为了增大成像光谱仪的视场, 提高遥感成像的作业效率, 开展了内拼接宽视场成像光谱仪的设计和研制。针对推扫成像方式, 分析了基于内拼接法的宽视场成像光谱仪的组成。利用两台Offner凸面光栅分光系统进行拼接, 研制了原理样机。在实验室中对原理样机的像元对准误差、光谱分辨率和调制传递函数进行测试并进行了室外成像实验。测试结果表明原理样机光谱维像元对准误差约为0.15个像元(波长为479 nm), 交轨方向和顺轨方向空间维像元对准误差分别为0.16个像元和0.19个像元。原理样机的光谱分辨率约为1.6 nm, Nyquist频率处的调制传递函数值约为0.2。通过原理样 机的研制和实验验证了内拼接法增加成像光谱仪视场的有效性。

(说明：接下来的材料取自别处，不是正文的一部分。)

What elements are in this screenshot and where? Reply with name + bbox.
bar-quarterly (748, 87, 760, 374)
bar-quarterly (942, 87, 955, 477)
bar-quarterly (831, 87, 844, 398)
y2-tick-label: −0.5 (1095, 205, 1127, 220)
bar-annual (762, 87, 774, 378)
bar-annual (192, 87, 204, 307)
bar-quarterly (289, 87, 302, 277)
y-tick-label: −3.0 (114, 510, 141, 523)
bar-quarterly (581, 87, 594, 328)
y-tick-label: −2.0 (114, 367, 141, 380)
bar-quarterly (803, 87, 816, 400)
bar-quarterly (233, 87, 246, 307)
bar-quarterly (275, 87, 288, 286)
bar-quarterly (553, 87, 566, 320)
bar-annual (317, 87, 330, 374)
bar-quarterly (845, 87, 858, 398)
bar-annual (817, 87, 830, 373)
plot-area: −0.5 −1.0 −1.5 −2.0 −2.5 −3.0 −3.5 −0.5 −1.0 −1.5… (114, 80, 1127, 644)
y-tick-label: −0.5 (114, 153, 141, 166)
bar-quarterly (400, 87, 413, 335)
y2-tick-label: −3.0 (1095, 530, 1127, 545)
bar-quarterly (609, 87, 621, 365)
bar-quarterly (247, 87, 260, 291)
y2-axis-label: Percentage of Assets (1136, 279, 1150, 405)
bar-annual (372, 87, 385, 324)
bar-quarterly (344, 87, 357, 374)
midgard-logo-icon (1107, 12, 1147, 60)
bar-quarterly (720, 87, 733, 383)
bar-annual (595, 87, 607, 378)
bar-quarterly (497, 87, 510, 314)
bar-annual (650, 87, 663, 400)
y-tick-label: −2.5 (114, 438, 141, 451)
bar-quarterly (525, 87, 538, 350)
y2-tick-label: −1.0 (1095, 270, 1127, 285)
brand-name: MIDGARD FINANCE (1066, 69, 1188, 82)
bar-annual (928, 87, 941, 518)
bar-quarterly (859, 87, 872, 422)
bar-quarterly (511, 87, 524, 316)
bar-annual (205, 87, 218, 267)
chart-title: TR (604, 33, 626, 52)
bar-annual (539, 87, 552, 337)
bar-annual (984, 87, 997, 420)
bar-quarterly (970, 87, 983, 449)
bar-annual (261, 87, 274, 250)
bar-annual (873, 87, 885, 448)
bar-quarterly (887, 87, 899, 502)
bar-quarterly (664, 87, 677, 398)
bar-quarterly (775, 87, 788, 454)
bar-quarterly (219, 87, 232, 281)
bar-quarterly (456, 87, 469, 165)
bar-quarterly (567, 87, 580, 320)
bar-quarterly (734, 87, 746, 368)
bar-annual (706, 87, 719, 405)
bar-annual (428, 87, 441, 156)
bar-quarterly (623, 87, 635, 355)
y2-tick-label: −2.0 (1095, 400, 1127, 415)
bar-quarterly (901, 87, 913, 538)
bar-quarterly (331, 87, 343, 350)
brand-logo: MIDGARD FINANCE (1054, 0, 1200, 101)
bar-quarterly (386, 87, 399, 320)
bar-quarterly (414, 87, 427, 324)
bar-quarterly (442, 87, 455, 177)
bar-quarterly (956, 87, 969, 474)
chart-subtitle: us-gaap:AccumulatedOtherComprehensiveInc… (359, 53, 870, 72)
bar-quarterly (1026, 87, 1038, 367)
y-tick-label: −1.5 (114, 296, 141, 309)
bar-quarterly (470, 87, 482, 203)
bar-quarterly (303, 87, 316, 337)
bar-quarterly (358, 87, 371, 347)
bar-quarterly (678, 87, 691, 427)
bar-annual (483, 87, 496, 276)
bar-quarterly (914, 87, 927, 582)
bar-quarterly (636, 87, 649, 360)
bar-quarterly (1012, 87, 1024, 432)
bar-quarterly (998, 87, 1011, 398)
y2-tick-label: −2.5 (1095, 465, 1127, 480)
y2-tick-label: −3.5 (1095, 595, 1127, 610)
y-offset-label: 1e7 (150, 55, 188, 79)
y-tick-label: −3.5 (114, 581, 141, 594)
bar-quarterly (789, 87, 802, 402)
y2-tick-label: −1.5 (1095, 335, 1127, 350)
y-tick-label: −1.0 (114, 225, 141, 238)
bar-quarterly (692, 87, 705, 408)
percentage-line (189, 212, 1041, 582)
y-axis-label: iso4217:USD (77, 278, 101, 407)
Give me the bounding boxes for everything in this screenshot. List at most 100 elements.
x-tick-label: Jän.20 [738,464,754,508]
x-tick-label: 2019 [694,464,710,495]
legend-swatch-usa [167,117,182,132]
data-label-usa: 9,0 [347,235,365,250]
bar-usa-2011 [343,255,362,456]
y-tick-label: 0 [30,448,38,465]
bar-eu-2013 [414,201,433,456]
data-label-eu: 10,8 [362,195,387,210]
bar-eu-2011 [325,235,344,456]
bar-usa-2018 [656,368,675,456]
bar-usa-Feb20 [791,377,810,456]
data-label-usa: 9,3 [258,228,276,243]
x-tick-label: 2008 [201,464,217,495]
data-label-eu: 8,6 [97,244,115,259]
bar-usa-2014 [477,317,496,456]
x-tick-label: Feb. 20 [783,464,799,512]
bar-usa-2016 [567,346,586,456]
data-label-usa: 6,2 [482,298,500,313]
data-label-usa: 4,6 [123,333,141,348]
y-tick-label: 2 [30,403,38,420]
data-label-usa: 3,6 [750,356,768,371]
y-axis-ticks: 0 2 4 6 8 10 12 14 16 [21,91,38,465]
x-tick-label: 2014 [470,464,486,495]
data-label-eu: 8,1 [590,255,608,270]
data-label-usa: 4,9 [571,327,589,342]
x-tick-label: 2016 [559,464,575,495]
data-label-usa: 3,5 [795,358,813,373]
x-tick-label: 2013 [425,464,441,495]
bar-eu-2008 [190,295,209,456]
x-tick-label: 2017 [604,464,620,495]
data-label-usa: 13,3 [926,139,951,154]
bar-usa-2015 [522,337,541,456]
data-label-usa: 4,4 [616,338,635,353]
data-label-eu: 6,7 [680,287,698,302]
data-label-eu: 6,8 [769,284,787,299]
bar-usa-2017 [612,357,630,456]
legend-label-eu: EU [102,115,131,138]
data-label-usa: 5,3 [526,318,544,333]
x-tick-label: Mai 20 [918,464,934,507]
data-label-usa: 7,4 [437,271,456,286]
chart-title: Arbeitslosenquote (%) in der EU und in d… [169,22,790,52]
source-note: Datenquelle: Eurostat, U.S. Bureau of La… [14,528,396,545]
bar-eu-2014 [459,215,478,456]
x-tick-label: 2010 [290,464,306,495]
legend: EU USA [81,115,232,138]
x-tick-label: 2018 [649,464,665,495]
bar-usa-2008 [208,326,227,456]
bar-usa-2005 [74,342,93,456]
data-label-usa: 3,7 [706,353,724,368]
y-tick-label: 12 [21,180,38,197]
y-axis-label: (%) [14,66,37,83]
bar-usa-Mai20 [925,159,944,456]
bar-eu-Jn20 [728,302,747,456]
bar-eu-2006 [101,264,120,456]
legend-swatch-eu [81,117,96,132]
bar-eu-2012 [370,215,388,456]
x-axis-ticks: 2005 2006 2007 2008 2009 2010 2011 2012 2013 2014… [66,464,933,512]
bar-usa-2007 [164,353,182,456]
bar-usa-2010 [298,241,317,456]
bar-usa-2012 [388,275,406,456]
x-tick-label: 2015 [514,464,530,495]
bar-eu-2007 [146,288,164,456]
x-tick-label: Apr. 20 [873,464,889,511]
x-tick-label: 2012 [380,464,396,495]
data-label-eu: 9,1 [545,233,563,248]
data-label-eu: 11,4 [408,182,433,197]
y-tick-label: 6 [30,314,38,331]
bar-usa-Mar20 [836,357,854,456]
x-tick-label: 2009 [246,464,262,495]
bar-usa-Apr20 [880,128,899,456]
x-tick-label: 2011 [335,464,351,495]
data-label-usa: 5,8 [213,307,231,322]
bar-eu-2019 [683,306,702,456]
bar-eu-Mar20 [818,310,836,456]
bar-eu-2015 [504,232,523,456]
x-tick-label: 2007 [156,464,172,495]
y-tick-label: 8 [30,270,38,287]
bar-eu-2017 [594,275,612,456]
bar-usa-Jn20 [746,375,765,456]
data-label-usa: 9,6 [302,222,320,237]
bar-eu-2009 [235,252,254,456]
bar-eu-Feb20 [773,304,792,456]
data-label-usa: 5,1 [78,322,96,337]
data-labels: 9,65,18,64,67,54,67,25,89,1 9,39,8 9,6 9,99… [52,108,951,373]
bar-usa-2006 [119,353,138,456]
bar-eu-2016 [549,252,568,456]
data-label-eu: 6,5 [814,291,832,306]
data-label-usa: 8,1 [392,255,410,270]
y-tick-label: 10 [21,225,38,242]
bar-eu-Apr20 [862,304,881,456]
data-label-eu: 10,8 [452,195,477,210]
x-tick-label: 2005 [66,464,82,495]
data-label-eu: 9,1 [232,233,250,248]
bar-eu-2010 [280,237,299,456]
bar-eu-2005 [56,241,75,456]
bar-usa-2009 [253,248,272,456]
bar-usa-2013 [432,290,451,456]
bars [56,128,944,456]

In order to increase the field of view(FOV) of imaging spectrometer and improve the efficiency of the remote sensing, a wide FOV imaging spectrometer using inner-stitching was designed and developed. First, the constitution of the pushbroom imaging spectrometer using inner-stitching was analyzed. Then two Offner-type dispersion systems using convex grating were stitched and a prototype of the imaging spectrometer based on inner-stitching was developed. The pixel misalignment, the spectral resolution and the modulation transfer function (MTF) of the prototype were measured in the laboratory. Finally, the outdoor spectral imaging experiment was accomplished. The measurements show that the pixel misalignment in spectral dimension is about 0.15 pixel (the wavelength is 479 nm) and the misalignment in spatial dimension is about 0.16 pixel and 0.19 pixel for cross-track and along-track direction respectively. The spectral resolution of the prototype is about 1.6 nm and its MTF value at Nyquist frequency is about 0.2. The development and the experiment validate the effectiveness of using inner-stitching to increase the FOV for imaging spectrometer, and lay the foundation for the future work.